The detection dogs will use their keen senses of smell to improve the estimations of wildlife fatalities during operational monitoring, and is a measure that goes above and beyond the industry minimum standard. This is the first project of its kind in South Africa, and will be carried out according to a rigorous protocol in order to deliver scientifically justifiable results. The two Belgian Malinois selected for the work, have been specifically conditioned to detect birds and bats and have been on site since early November. They will work alongside human carcass searchers to assist in areas where vegetation is particularly dense, and at the same time measure efficiency of the current search methodology. Unlike humans, a dog’s detection ability is independent of carcass visibility, and carcasses can be detected in various states of decomposition. “Similar work in Europe has illustrated that sniffer dogs can increase detection rates from 30% to over 90%, and they may also decrease the time it takes to search each turbine. No such study has, however, been conducted in South Africa and we look forward to having local results to which specialists and developers can refer”, said Constant Hoogstad, Manager of EWT’s Wildlife and Energy Programme.

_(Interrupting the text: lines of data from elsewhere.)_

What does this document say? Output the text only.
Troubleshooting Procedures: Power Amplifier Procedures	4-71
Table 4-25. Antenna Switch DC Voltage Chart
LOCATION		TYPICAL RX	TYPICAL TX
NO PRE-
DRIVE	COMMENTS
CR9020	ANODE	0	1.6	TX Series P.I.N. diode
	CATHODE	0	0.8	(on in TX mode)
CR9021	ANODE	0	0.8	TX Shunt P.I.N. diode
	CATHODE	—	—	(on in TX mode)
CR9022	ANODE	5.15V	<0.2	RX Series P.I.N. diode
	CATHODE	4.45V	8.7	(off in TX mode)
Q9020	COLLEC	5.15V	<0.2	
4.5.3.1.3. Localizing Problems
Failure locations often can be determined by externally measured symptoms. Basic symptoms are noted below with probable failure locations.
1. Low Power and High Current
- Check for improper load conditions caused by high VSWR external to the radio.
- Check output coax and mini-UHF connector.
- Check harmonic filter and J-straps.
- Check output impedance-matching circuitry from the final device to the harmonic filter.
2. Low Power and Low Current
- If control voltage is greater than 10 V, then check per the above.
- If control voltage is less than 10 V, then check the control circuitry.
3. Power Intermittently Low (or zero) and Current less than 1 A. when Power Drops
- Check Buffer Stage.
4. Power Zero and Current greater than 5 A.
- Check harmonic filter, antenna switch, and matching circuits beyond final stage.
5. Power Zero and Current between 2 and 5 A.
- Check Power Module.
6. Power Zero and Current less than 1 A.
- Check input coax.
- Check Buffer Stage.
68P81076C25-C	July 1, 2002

This work presents massive challenges as search plot size, vegetation, substrate, fences, weather, searcher efficiency and carcass removal rates are all variables and limitations that must be considered during the final mortality estimate. Human searchers have a carcass detection accuracy of 3/10 on average while most carcasses disappear completely from the veld within five to seven days. This often results in questionable mortality estimations and crucial data not being recorded such as species, age, sex and nature of injury. The Eskom/EWT partnership hopes to replicate this work across different habitats in the future which may assist other projects in designing operational protocols of their own where habitat provides a challenge to conventional carcass detection methods.